The Presidents Day weekend bash is capped off with a swanky black-tie Scholarship Gala where participants are reminded that they are “changing lives, one scholarship at a time,” according to the group’s Web site and literature.
But in the last two years there has been no cash for scholarships, according to two sources — a former lawmaker, and a community organizer who has relied on the money for needy students since just after the group was founded in 1985.
Federal tax filings confirm that in the 2015-16 fiscal year, which ended Sept. 30, 2016, the group gave out no educational grants — despite raking in contributions totaling more than $500,000.

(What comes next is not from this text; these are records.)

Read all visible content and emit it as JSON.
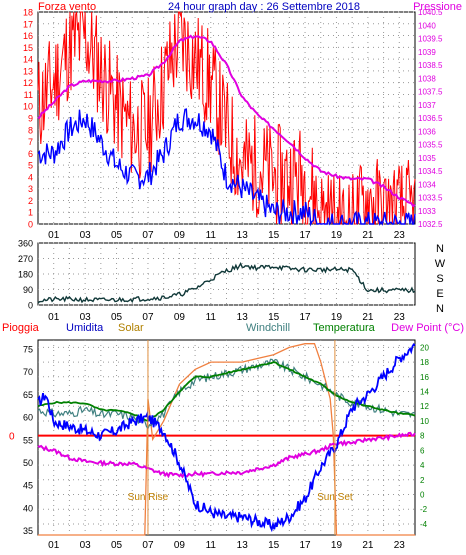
{
  "chart_data": [
    {
      "type": "line",
      "title": "24 hour graph day : 26 Settembre 2018",
      "left_label": "Forza vento",
      "right_label": "Pressione",
      "x_ticks": [
        "01",
        "03",
        "05",
        "07",
        "09",
        "11",
        "13",
        "15",
        "17",
        "19",
        "21",
        "23"
      ],
      "left_ticks": [
        "18",
        "17",
        "16",
        "15",
        "14",
        "13",
        "12",
        "11",
        "10",
        "9",
        "8",
        "7",
        "6",
        "5",
        "4",
        "3",
        "2",
        "1",
        "0"
      ],
      "right_ticks": [
        "1040.5",
        "1040",
        "1039.5",
        "1039",
        "1038.5",
        "1038",
        "1037.5",
        "1037",
        "1036.5",
        "1036",
        "1035.5",
        "1035",
        "1034.5",
        "1034",
        "1033.5",
        "1033",
        "1032.5"
      ],
      "ylim_left": [
        0,
        18
      ],
      "ylim_right": [
        1032.5,
        1040.5
      ],
      "series": [
        {
          "axis": "right",
          "color": "#e000e0",
          "x": [
            0,
            1,
            2,
            3,
            4,
            5,
            6,
            7,
            8,
            9,
            10,
            11,
            12,
            13,
            14,
            15,
            16,
            17,
            18,
            19,
            20,
            21,
            22,
            23,
            24
          ],
          "values": [
            1036.5,
            1037.1,
            1037.7,
            1037.9,
            1037.9,
            1037.9,
            1038.0,
            1038.1,
            1038.6,
            1039.4,
            1039.6,
            1039.4,
            1038.5,
            1037.3,
            1036.6,
            1036.1,
            1035.6,
            1035.0,
            1034.5,
            1034.3,
            1034.2,
            1034.2,
            1033.9,
            1033.5,
            1033.2
          ]
        },
        {
          "axis": "left",
          "color": "#ff0000",
          "x": [
            0,
            1,
            2,
            3,
            4,
            5,
            6,
            7,
            8,
            9,
            10,
            11,
            12,
            13,
            14,
            15,
            16,
            17,
            18,
            19,
            20,
            21,
            22,
            23,
            24
          ],
          "values": [
            10,
            12,
            15,
            16,
            13,
            10,
            8,
            8,
            12,
            16,
            14,
            12,
            8,
            5,
            5,
            4,
            4,
            4,
            1,
            0,
            0,
            2,
            1,
            1,
            1
          ]
        },
        {
          "axis": "left",
          "color": "#0000ff",
          "x": [
            0,
            1,
            2,
            3,
            4,
            5,
            6,
            7,
            8,
            9,
            10,
            11,
            12,
            13,
            14,
            15,
            16,
            17,
            18,
            19,
            20,
            21,
            22,
            23,
            24
          ],
          "values": [
            6,
            6,
            8,
            9,
            7,
            5,
            4,
            4,
            6,
            9,
            9,
            8,
            4,
            3,
            2,
            1,
            1,
            1,
            0,
            0,
            0,
            0,
            0,
            0,
            0
          ]
        }
      ]
    },
    {
      "type": "line",
      "y_ticks": [
        "360",
        "270",
        "180",
        "90",
        "0"
      ],
      "compass": [
        "N",
        "W",
        "S",
        "E",
        "N"
      ],
      "ylim": [
        0,
        360
      ],
      "series": [
        {
          "color": "#103838",
          "x": [
            0,
            1,
            2,
            3,
            4,
            5,
            6,
            7,
            8,
            9,
            10,
            11,
            12,
            13,
            14,
            15,
            16,
            17,
            18,
            19,
            20,
            21,
            22,
            23,
            24
          ],
          "values": [
            25,
            32,
            34,
            30,
            28,
            30,
            34,
            38,
            44,
            60,
            95,
            150,
            200,
            230,
            215,
            225,
            210,
            205,
            205,
            205,
            205,
            85,
            85,
            85,
            85
          ]
        }
      ]
    },
    {
      "type": "line",
      "legend": [
        "Pioggia",
        "Umidita",
        "Solar",
        "Windchill",
        "Temperatura",
        "Dew Point (°C)"
      ],
      "legend_colors": [
        "#ff0000",
        "#0000c0",
        "#b08000",
        "#408080",
        "#008000",
        "#e000e0"
      ],
      "left_ticks": [
        "75",
        "70",
        "65",
        "60",
        "55",
        "50",
        "45",
        "40",
        "35"
      ],
      "right_ticks": [
        "20",
        "18",
        "16",
        "14",
        "12",
        "10",
        "8",
        "6",
        "4",
        "2",
        "0",
        "-2",
        "-4"
      ],
      "rain_axis_tick": "0",
      "annotations": [
        "Sun Rise",
        "Sun Set"
      ],
      "ylim_left": [
        34,
        77
      ],
      "ylim_right": [
        -5.5,
        21
      ],
      "series": [
        {
          "name": "Umidita",
          "axis": "left",
          "color": "#0000ff",
          "x": [
            0,
            0.5,
            1,
            2,
            3,
            4,
            5,
            6,
            7,
            8,
            9,
            10,
            11,
            12,
            13,
            14,
            15,
            16,
            17,
            18,
            19,
            20,
            21,
            22,
            23,
            24
          ],
          "values": [
            63,
            65,
            59,
            58,
            57,
            56,
            57,
            59,
            60,
            57,
            50,
            41,
            39,
            38,
            38,
            37,
            36,
            38,
            42,
            49,
            54,
            62,
            65,
            69,
            73,
            76
          ]
        },
        {
          "name": "Temperatura",
          "axis": "right",
          "color": "#008000",
          "x": [
            0,
            1,
            2,
            3,
            4,
            5,
            6,
            7,
            8,
            9,
            10,
            11,
            12,
            13,
            14,
            15,
            16,
            17,
            18,
            19,
            20,
            21,
            22,
            23,
            24
          ],
          "values": [
            12,
            12.5,
            12.5,
            12.4,
            11.5,
            11.4,
            11,
            10,
            11.5,
            14,
            16,
            16,
            16.5,
            17,
            17.5,
            18,
            17,
            16,
            15,
            13.5,
            12.5,
            12,
            11.5,
            11,
            10.8
          ]
        },
        {
          "name": "Windchill",
          "axis": "right",
          "color": "#408080",
          "x": [
            0,
            1,
            2,
            3,
            4,
            5,
            6,
            7,
            8,
            9,
            10,
            11,
            12,
            13,
            14,
            15,
            16,
            17,
            18,
            19,
            20,
            21,
            22,
            23,
            24
          ],
          "values": [
            11.5,
            11,
            11,
            11.5,
            10.8,
            11,
            10.5,
            9.5,
            11,
            14,
            15.5,
            16,
            16.5,
            17,
            17.5,
            18,
            17,
            16,
            15,
            13.5,
            12.5,
            12,
            11.5,
            11,
            10.8
          ]
        },
        {
          "name": "Dew Point",
          "axis": "right",
          "color": "#e000e0",
          "x": [
            0,
            1,
            2,
            3,
            4,
            5,
            6,
            7,
            8,
            9,
            10,
            11,
            12,
            13,
            14,
            15,
            16,
            17,
            18,
            19,
            20,
            21,
            22,
            23,
            24
          ],
          "values": [
            6.5,
            6,
            5,
            4.5,
            4.3,
            4.2,
            4.2,
            3.5,
            2.8,
            2.6,
            2.8,
            2.8,
            3,
            3,
            3.5,
            4,
            5,
            5.5,
            6,
            7,
            7,
            7.5,
            7.7,
            8,
            8.2
          ]
        },
        {
          "name": "Solar",
          "axis": "right",
          "color": "#f08040",
          "x": [
            0,
            6.8,
            7,
            7.3,
            8,
            9,
            10,
            11,
            12,
            13,
            14,
            15,
            16,
            17,
            17.6,
            18,
            18.6,
            18.8,
            19,
            24
          ],
          "values": [
            -6,
            -6,
            13,
            7.5,
            10,
            15,
            17,
            18,
            18,
            18,
            18.5,
            19,
            20,
            20.5,
            20.5,
            18,
            13,
            8,
            -6,
            -6
          ]
        },
        {
          "name": "Pioggia",
          "axis": "rain",
          "color": "#ff0000",
          "x": [
            0,
            24
          ],
          "values": [
            0,
            0
          ]
        }
      ]
    }
  ]
}
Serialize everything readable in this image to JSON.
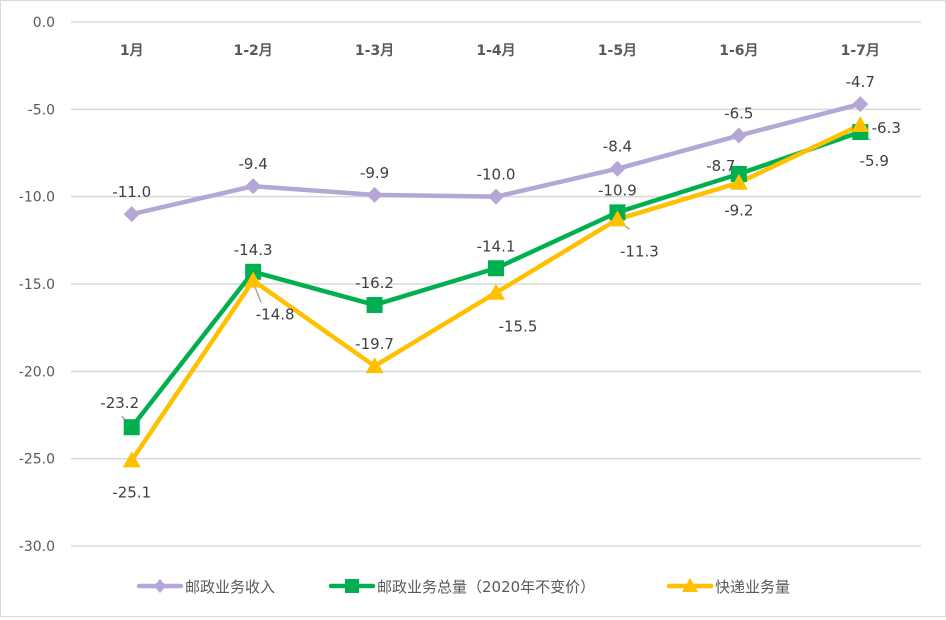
{
  "chart_data": {
    "type": "line",
    "title": "",
    "xlabel": "",
    "ylabel": "",
    "categories": [
      "1月",
      "1-2月",
      "1-3月",
      "1-4月",
      "1-5月",
      "1-6月",
      "1-7月"
    ],
    "ylim": [
      -30,
      0
    ],
    "yticks": [
      0,
      -5,
      -10,
      -15,
      -20,
      -25,
      -30
    ],
    "ytick_labels": [
      "0.0",
      "-5.0",
      "-10.0",
      "-15.0",
      "-20.0",
      "-25.0",
      "-30.0"
    ],
    "grid": true,
    "legend_position": "bottom",
    "series": [
      {
        "name": "邮政业务收入",
        "color": "#b4a7d6",
        "marker": "diamond",
        "values": [
          -11.0,
          -9.4,
          -9.9,
          -10.0,
          -8.4,
          -6.5,
          -4.7
        ],
        "labels": [
          "-11.0",
          "-9.4",
          "-9.9",
          "-10.0",
          "-8.4",
          "-6.5",
          "-4.7"
        ]
      },
      {
        "name": "邮政业务总量（2020年不变价）",
        "color": "#00b050",
        "marker": "square",
        "values": [
          -23.2,
          -14.3,
          -16.2,
          -14.1,
          -10.9,
          -8.7,
          -6.3
        ],
        "labels": [
          "-23.2",
          "-14.3",
          "-16.2",
          "-14.1",
          "-10.9",
          "-8.7",
          "-6.3"
        ]
      },
      {
        "name": "快递业务量",
        "color": "#ffc000",
        "marker": "triangle",
        "values": [
          -25.1,
          -14.8,
          -19.7,
          -15.5,
          -11.3,
          -9.2,
          -5.9
        ],
        "labels": [
          "-25.1",
          "-14.8",
          "-19.7",
          "-15.5",
          "-11.3",
          "-9.2",
          "-5.9"
        ]
      }
    ]
  }
}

And you know where that money is coming from.
The nonprofit charges sponsors like unions, lobbying firms and corporations up to $50,000 for a “Platinum Package” which includes tickets to workshops on expanding access to government contracts for minority and women-owned businesses, on gun violence, and parties where participants can rub elbows with lawmakers and “ a large community of advocates.”
And you know where it’s going.
The group failed to furnish The Post with the subsequent year’s tax filings — October 2016 to September 2017 — despite a federal law requiring it to do so.
The group had its charitable status temporarily revoked in 2011 by the IRS after it failed to file tax returns for three consecutive years, according to federal tax documents.
When asked why the group had not given out any money to students in either year — even though scholarships are the heart of its stated mission — the lawmakers who manage the nonprofit refused to answer. The group is chaired by a president who serves a two-year term.
Assemblywoman Latrice Walker, a Brooklyn Democrat, the current chair of the nonprofit’s board, who is campaigning to be the city’s public advocate, said through a spokesman that she “does not have any knowledge of the matter.”
It’s okay.
New York’s new AG will ignore this to focus on Trump’s family businesses. And will be cheered by the fake news media for fighting corruption.